Tom Phillips, Chief Regulatory Officer, GSMA said, “Despite the significant impact of the mobile industry in Sub-Saharan Africa in recent years, even greater opportunities are ahead.”
“Beyond further growth for basic voice services, the region is starting to see an explosion in the uptake of mobile data. However, a short-term focus by some countries on generating high spectrum fees and maximising tax revenue risks constraining the potential of the mobile Internet,” Phillips added.
Over the last five years Sub-Saharan Africa’s unique mobile subscriber base has grown by 18 per cent annually making it the fastest growing region globally. By mid-2013, there were 253 million unique mobile subscribers and 502 million connections.
Mobile has emerged as the main medium for accessing the internet across Sub-Saharan Africa as fixed line penetration declines, at below five per cent while 3G and 4G networks gain ground due to rising smartphone ownership.

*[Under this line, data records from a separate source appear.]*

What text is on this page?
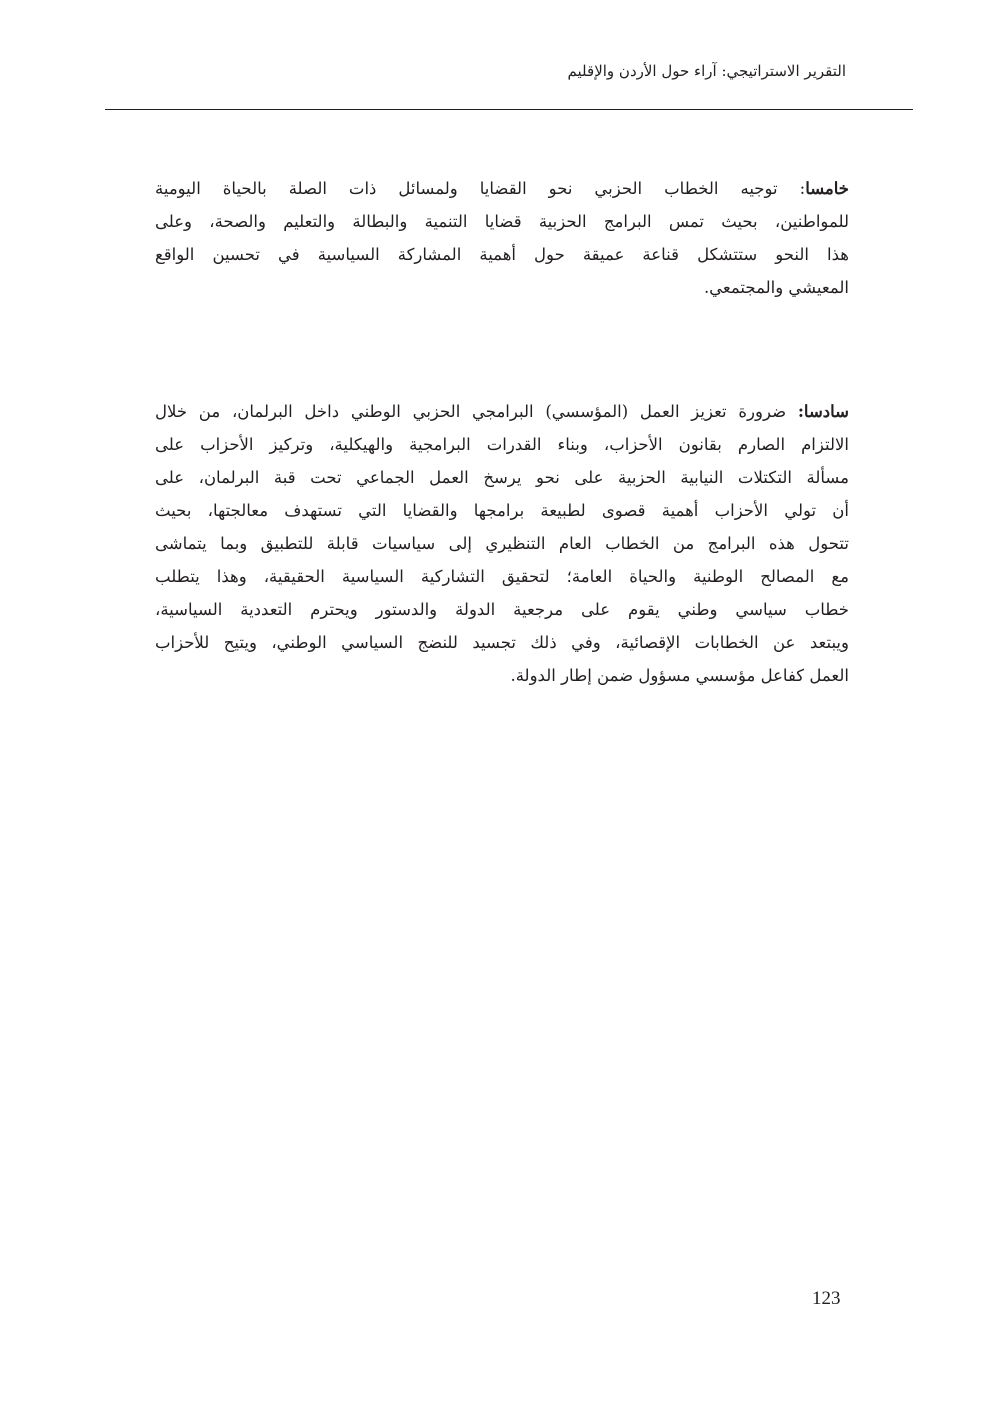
التقرير الاستراتيجي: آراء حول الأردن والإقليم
خامسا: توجيه الخطاب الحزبي نحو القضايا ولمسائل ذات الصلة بالحياة اليومية
للمواطنين، بحيث تمس البرامج الحزبية قضايا التنمية والبطالة والتعليم والصحة، وعلى
هذا النحو ستتشكل قناعة عميقة حول أهمية المشاركة السياسية في تحسين الواقع
المعيشي والمجتمعي.
سادسا: ضرورة تعزيز العمل (المؤسسي) البرامجي الحزبي الوطني داخل البرلمان، من خلال
الالتزام الصارم بقانون الأحزاب، وبناء القدرات البرامجية والهيكلية، وتركيز الأحزاب على
مسألة التكتلات النيابية الحزبية على نحو يرسخ العمل الجماعي تحت قبة البرلمان، على
أن تولي الأحزاب أهمية قصوى لطبيعة برامجها والقضايا التي تستهدف معالجتها، بحيث
تتحول هذه البرامج من الخطاب العام التنظيري إلى سياسيات قابلة للتطبيق وبما يتماشى
مع المصالح الوطنية والحياة العامة؛ لتحقيق التشاركية السياسية الحقيقية، وهذا يتطلب
خطاب سياسي وطني يقوم على مرجعية الدولة والدستور ويحترم التعددية السياسية،
ويبتعد عن الخطابات الإقصائية، وفي ذلك تجسيد للنضج السياسي الوطني، ويتيح للأحزاب
العمل كفاعل مؤسسي مسؤول ضمن إطار الدولة.
123
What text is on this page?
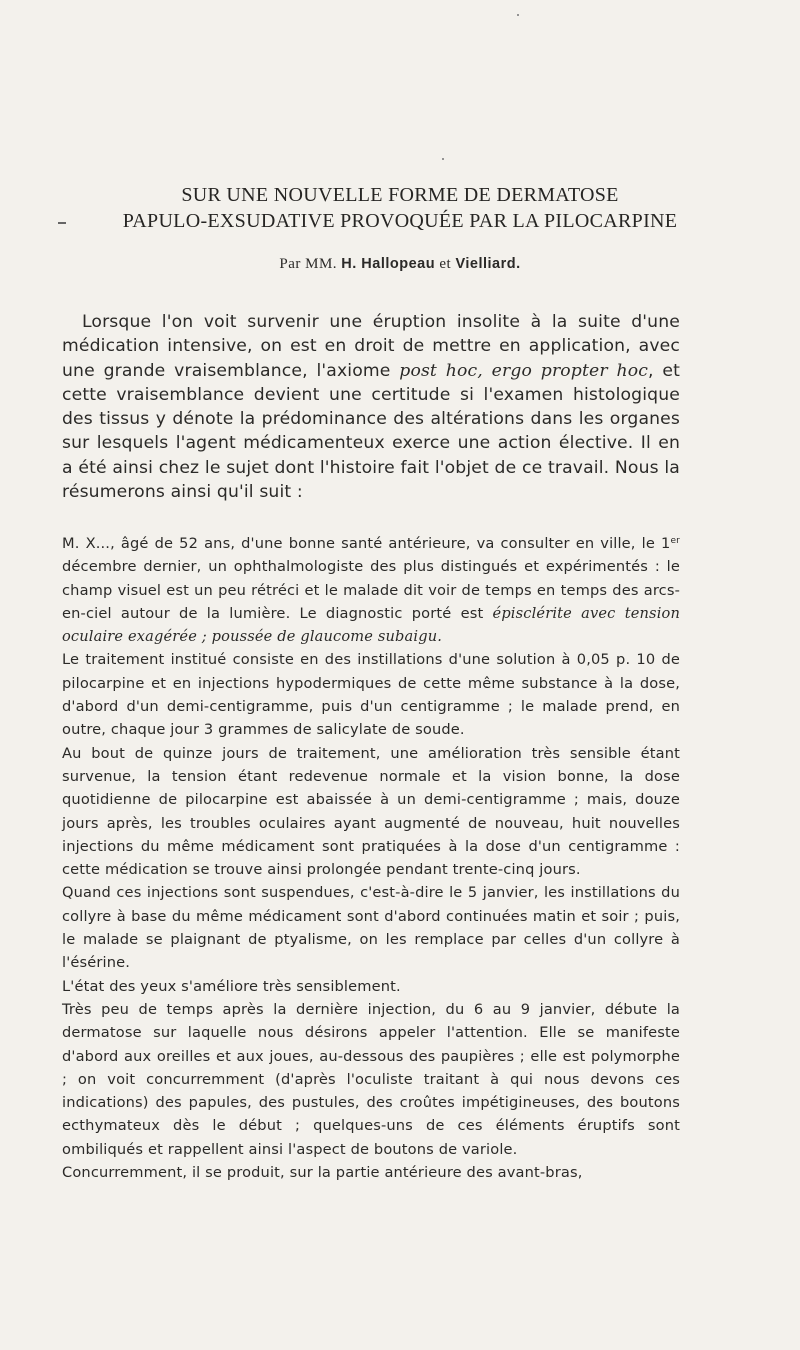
SUR UNE NOUVELLE FORME DE DERMATOSE
PAPULO-EXSUDATIVE PROVOQUÉE PAR LA PILOCARPINE
Par MM. H. Hallopeau et Vielliard.
Lorsque l'on voit survenir une éruption insolite à la suite d'une médication intensive, on est en droit de mettre en application, avec une grande vraisemblance, l'axiome post hoc, ergo propter hoc, et cette vraisemblance devient une certitude si l'examen histologique des tissus y dénote la prédominance des altérations dans les organes sur lesquels l'agent médicamenteux exerce une action élective. Il en a été ainsi chez le sujet dont l'histoire fait l'objet de ce travail. Nous la résumerons ainsi qu'il suit :

M. X..., âgé de 52 ans, d'une bonne santé antérieure, va consulter en ville, le 1er décembre dernier, un ophthalmologiste des plus distingués et expérimentés : le champ visuel est un peu rétréci et le malade dit voir de temps en temps des arcs-en-ciel autour de la lumière. Le diagnostic porté est épisclérite avec tension oculaire exagérée ; poussée de glaucome subaigu.

Le traitement institué consiste en des instillations d'une solution à 0,05 p. 10 de pilocarpine et en injections hypodermiques de cette même substance à la dose, d'abord d'un demi-centigramme, puis d'un centigramme ; le malade prend, en outre, chaque jour 3 grammes de salicylate de soude.

Au bout de quinze jours de traitement, une amélioration très sensible étant survenue, la tension étant redevenue normale et la vision bonne, la dose quotidienne de pilocarpine est abaissée à un demi-centigramme ; mais, douze jours après, les troubles oculaires ayant augmenté de nouveau, huit nouvelles injections du même médicament sont pratiquées à la dose d'un centigramme : cette médication se trouve ainsi prolongée pendant trente-cinq jours.

Quand ces injections sont suspendues, c'est-à-dire le 5 janvier, les instillations du collyre à base du même médicament sont d'abord continuées matin et soir ; puis, le malade se plaignant de ptyalisme, on les remplace par celles d'un collyre à l'ésérine.

L'état des yeux s'améliore très sensiblement.

Très peu de temps après la dernière injection, du 6 au 9 janvier, débute la dermatose sur laquelle nous désirons appeler l'attention. Elle se manifeste d'abord aux oreilles et aux joues, au-dessous des paupières ; elle est polymorphe ; on voit concurremment (d'après l'oculiste traitant à qui nous devons ces indications) des papules, des pustules, des croûtes impétigineuses, des boutons ecthymateux dès le début ; quelques-uns de ces éléments éruptifs sont ombiliqués et rappellent ainsi l'aspect de boutons de variole.

Concurremment, il se produit, sur la partie antérieure des avant-bras,
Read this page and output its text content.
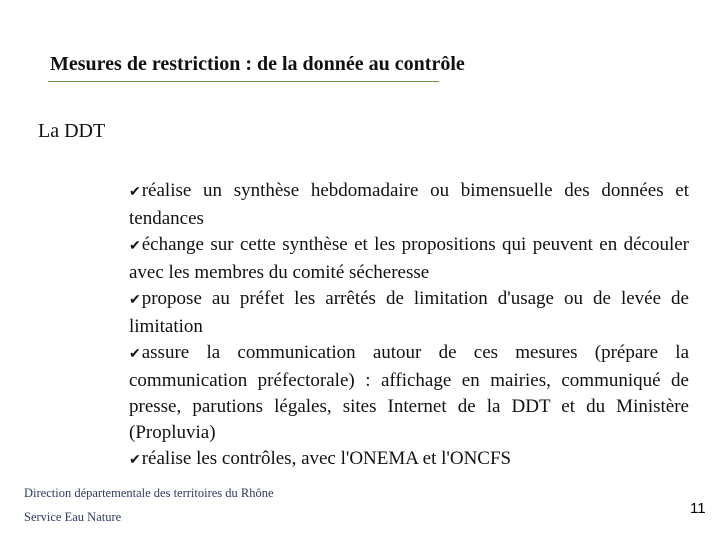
Mesures de restriction : de la donnée au contrôle
La DDT
✔réalise un synthèse hebdomadaire ou bimensuelle des données et tendances
✔échange sur cette synthèse et les propositions qui peuvent en découler avec les membres du comité sécheresse
✔propose au préfet les arrêtés de limitation d'usage ou de levée de limitation
✔assure la communication autour de ces mesures (prépare la communication préfectorale) : affichage en mairies, communiqué de presse, parutions légales, sites Internet de la DDT et du Ministère (Propluvia)
✔réalise les contrôles, avec l'ONEMA et l'ONCFS
Direction départementale des territoires du Rhône
Service Eau Nature	11
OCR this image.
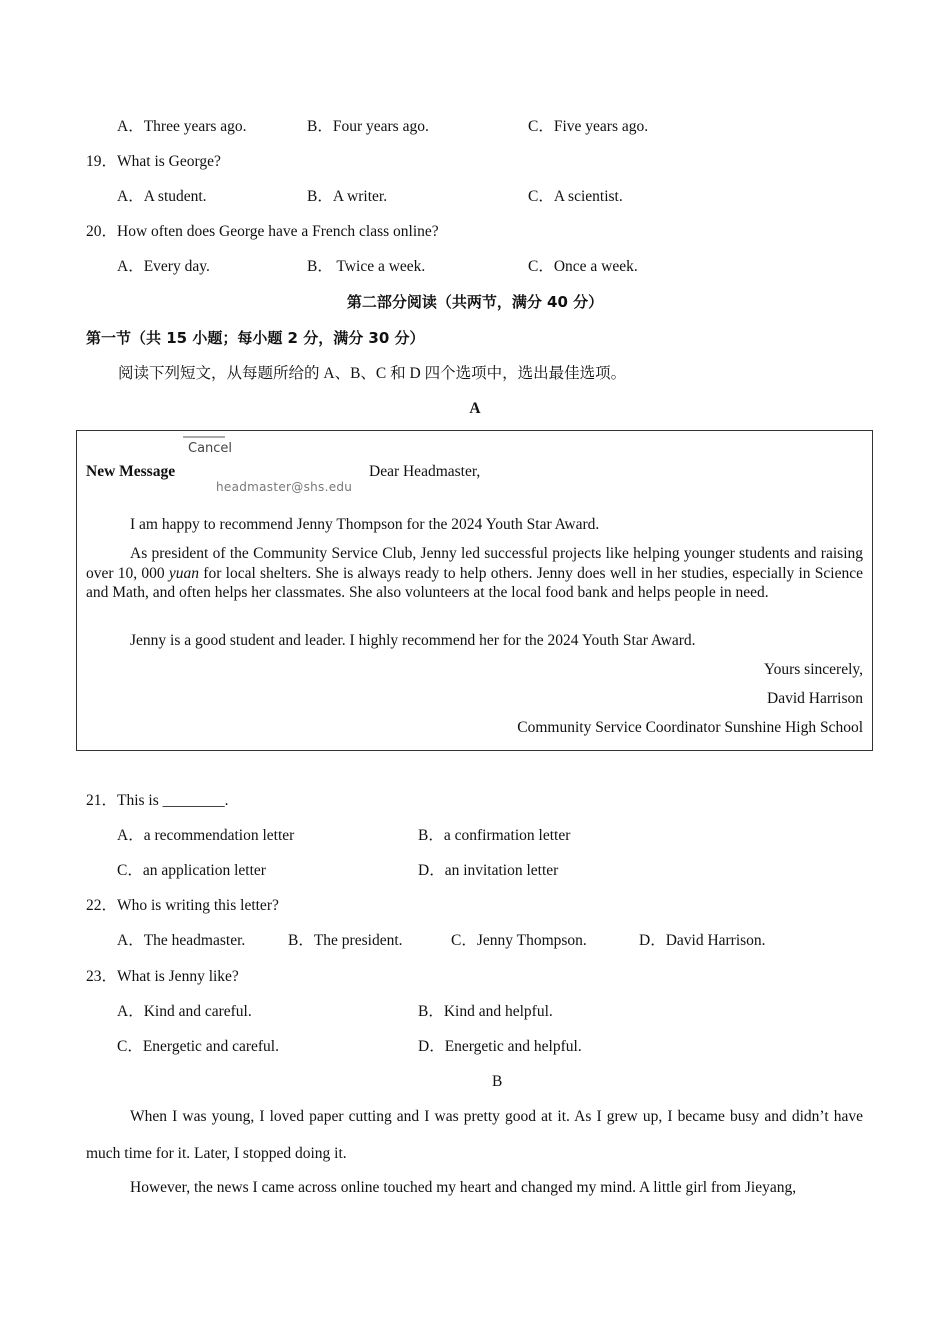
A．Three years ago.	B．Four years ago.	C．Five years ago.
19．What is George?
A．A student.	B．A writer.	C．A scientist.
20．How often does George have a French class online?
A．Every day.	B． Twice a week.	C．Once a week.
第二部分阅读（共两节，满分 40 分）
第一节（共 15 小题；每小题 2 分，满分 30 分）
阅读下列短文，从每题所给的 A、B、C 和 D 四个选项中，选出最佳选项。
A
Cancel
New Message
headmaster@shs.edu
Dear Headmaster,
I am happy to recommend Jenny Thompson for the 2024 Youth Star Award.
As president of the Community Service Club, Jenny led successful projects like helping younger students and raising over 10, 000 yuan for local shelters. She is always ready to help others. Jenny does well in her studies, especially in Science and Math, and often helps her classmates. She also volunteers at the local food bank and helps people in need.
Jenny is a good student and leader. I highly recommend her for the 2024 Youth Star Award.
Yours sincerely,
David Harrison
Community Service Coordinator Sunshine High School
21．This is ________.
A．a recommendation letter	B．a confirmation letter
C．an application letter	D．an invitation letter
22．Who is writing this letter?
A．The headmaster.	B．The president.	C．Jenny Thompson.	D．David Harrison.
23．What is Jenny like?
A．Kind and careful.	B．Kind and helpful.
C．Energetic and careful.	D．Energetic and helpful.
B
When I was young, I loved paper cutting and I was pretty good at it. As I grew up, I became busy and didn’t have much time for it. Later, I stopped doing it.
However, the news I came across online touched my heart and changed my mind. A little girl from Jieyang,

However, the growth of mobile won’t come singlehandedly but there is need for a transparent and enabling policy environment. The report calls on better spectrum management, harmonisation and proper taxation to be put in place to have a transformative effect of mobile which address a range of socio-economic challenges in Sub-Saharan Africa
“The mobile industry has already had a transformative effect on the social and economic life of Sub-Saharan Africa but there is scope for far greater growth and innovation, if the right conditions are established,” continued Phillips. “In addressing key regulatory concerns, policy makers throughout the region have a major opportunity to unlock the potential of a dynamic and interconnected Africa.”